Now of course it is good to want to avoid problems and to write laws in such a way as to accomplish that wish. But the problem with this newer type of legal framework with regard to discrimination is that it enables lawmakers to shape cultural ideology in a coercive manner. And most folks reading this blog are old enough to look back and see in their lifetimes great cultural changes and “paradigm shifts” that, a certain number of years ago, we would have never imagined coming to pass.
Much of this change has been accomplished (if it can be called an accomplishment…) through the use of coercive laws, incrementally enacted, accompanied with the abusive use of language. Think of the difference in speaking of “killing an unwanted baby” and “terminating an unwanted pregnancy”. Both refer to the same reality, but one in terms that are a lot softer (and more misleading).
This same combination of abuse of language and incrementally more coercive laws is what we are witnessing in the same-sex marriage cultural debate – and in the discourse on “gay issues” in general. We are told that homosexuality is biological, not learned (something we don’t know for sure); that same-sex couples just want to solemnize their love (but what definition of “love” is being used here?); that they should be allowed to “marry” like everyone else (what do we mean by “marriage”?); and our pop music – so pervasive and shaping thought more than we might wish to admit – such as that by “Lady Gaga”, insists that if someone is born that way then they should act that way (surely we don’t want to take that to its logical conclusion!).
Therefore, not to allow same-sex couples to “marry” is now being presented in many places as a case of “discrimination”. Not the traditional type of discrimination that has to be proven and apposite restitution made for the actual damages incurred, but the new, artificial type of discrimination that disregards and really goes against certain freedoms that we have always considered fundamental: the freedom of conscience, the freedom of thought, and even the freedom of religion.
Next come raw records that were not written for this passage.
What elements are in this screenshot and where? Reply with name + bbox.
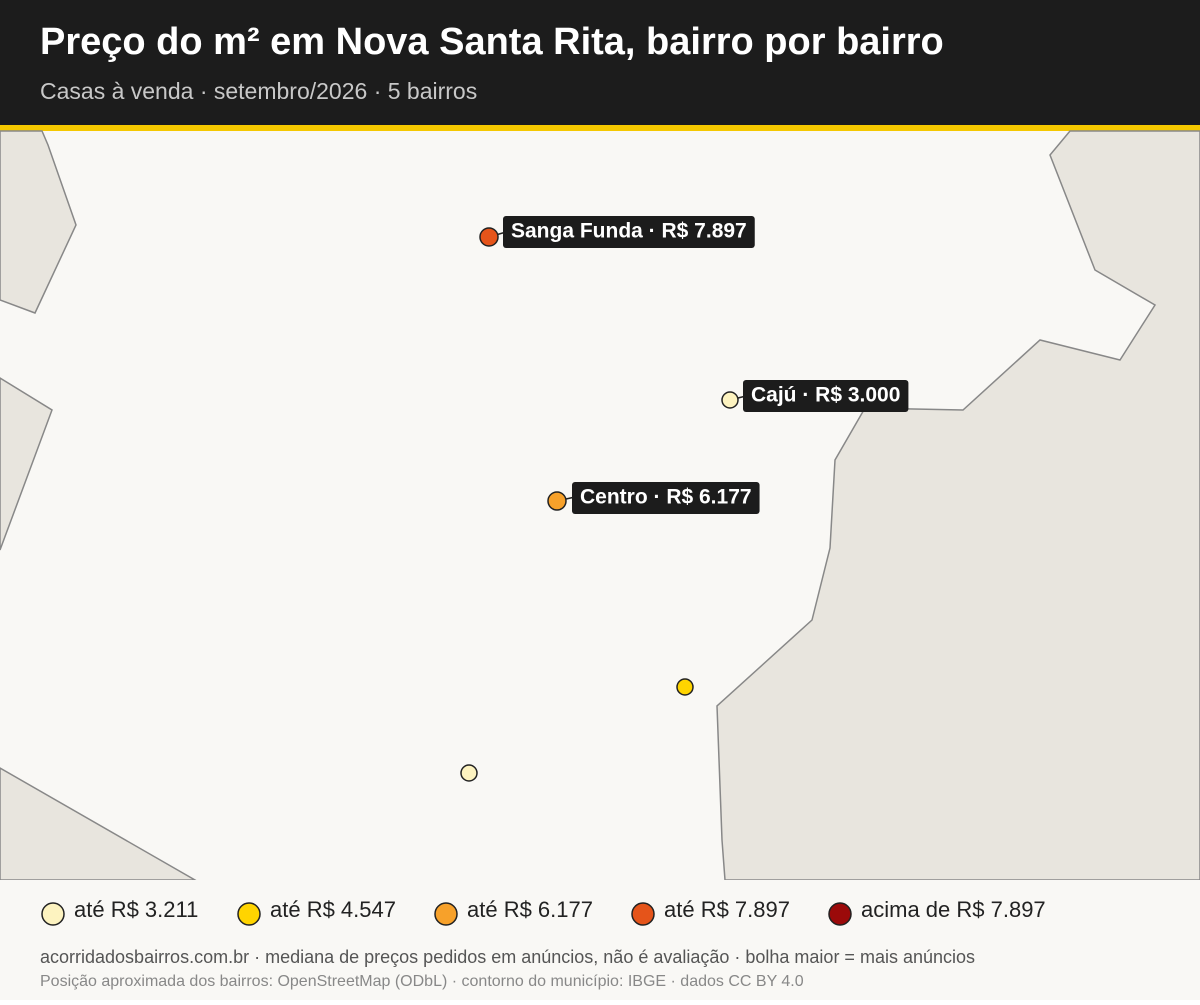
legend-label: até R$ 7.897 (664, 897, 790, 922)
label-box (743, 380, 909, 412)
title: Preço do m² em Nova Santa Rita, bairro p… (40, 21, 944, 63)
label-box (572, 482, 760, 514)
neighborhood-point (460, 764, 478, 782)
legend-label: até R$ 4.547 (270, 897, 396, 922)
map (0, 130, 1200, 881)
point-label: Sanga Funda · R$ 7.897 (511, 220, 747, 243)
subtitle: Casas à venda · setembro/2026 · 5 bairro… (40, 78, 477, 104)
legend-label: até R$ 3.211 (74, 897, 198, 922)
neighborhood-point (676, 678, 694, 696)
point-label: Cajú · R$ 3.000 (751, 384, 900, 407)
points (460, 227, 747, 782)
neighborhood-point (479, 227, 499, 247)
legend-label: até R$ 6.177 (467, 897, 593, 922)
point-labels: Sanga Funda · R$ 7.897 Cajú · R$ 3.000 Cen… (503, 216, 909, 514)
legend-swatch (631, 902, 655, 926)
header-bar (0, 0, 1200, 126)
legend: até R$ 3.211 até R$ 4.547 até R$ 6.177 até … (41, 897, 1046, 926)
legend-area (0, 880, 1200, 1000)
legend-swatch (237, 902, 261, 926)
footer-line: Posição aproximada dos bairros: OpenStre… (40, 973, 804, 990)
neighborhood-point (721, 391, 739, 409)
neighbor-area (0, 130, 77, 314)
point-label: Centro · R$ 6.177 (580, 486, 752, 509)
header-stripe (0, 125, 1200, 131)
label-box (503, 216, 755, 248)
legend-swatch (828, 902, 852, 926)
footer-line: acorridadosbairros.com.br · mediana de p… (40, 947, 975, 967)
neighborhood-point (547, 491, 567, 511)
neighbor-area (0, 377, 53, 551)
legend-label: acima de R$ 7.897 (861, 897, 1046, 922)
legend-swatch (41, 902, 65, 926)
legend-swatch (434, 902, 458, 926)
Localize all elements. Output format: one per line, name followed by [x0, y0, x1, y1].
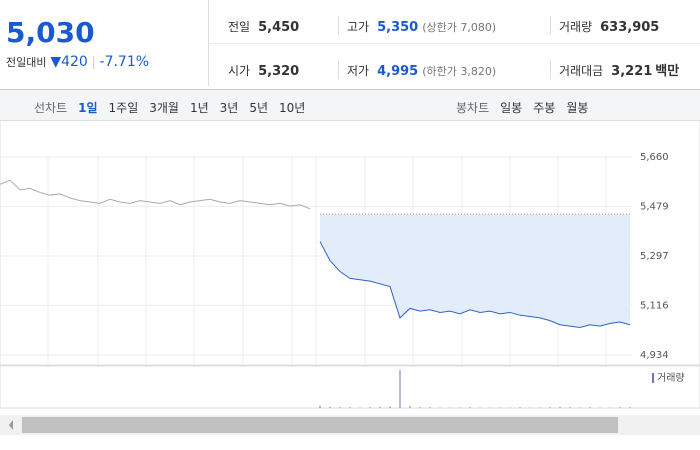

No longer does it matter what my conscience tells me about same-sex marriage: I would be discriminating! No longer does it matter what reasoning tells me: I would be discriminating! And certainly, no longer does my religion have anything to say in my life, for if it were to, I would be discriminating!
And “discrimination”, newly-defined, no longer requiring any proof of actual damages caused, is one of the new capital sins. In some cases, it may well be unforgivable.
This article provides an excellent look at what we actually know about homosexuality and the problems with the claim that because someone is “born this way” it means that they should “act this way”. Biology should NOT always dictate behavior – and in this case, we don’t even know for sure that biology is at the root of the issue!
I highly recommend giving it a read, for we, as Christians, cannot be silent on this issue. Often, we simply don’t know how to react; we are unsure how to respond. Or, as the author of this article contends, we would rather not deal with it! But the article provides many fine points of reflection so that we can defend the truths of nature, which are further supported by the doctrine of our faith.
A paper on some American issues recently presented by one of my Spanish professors in Italian at a conference inspired some of the above discourse concerning new anti-discrimination laws.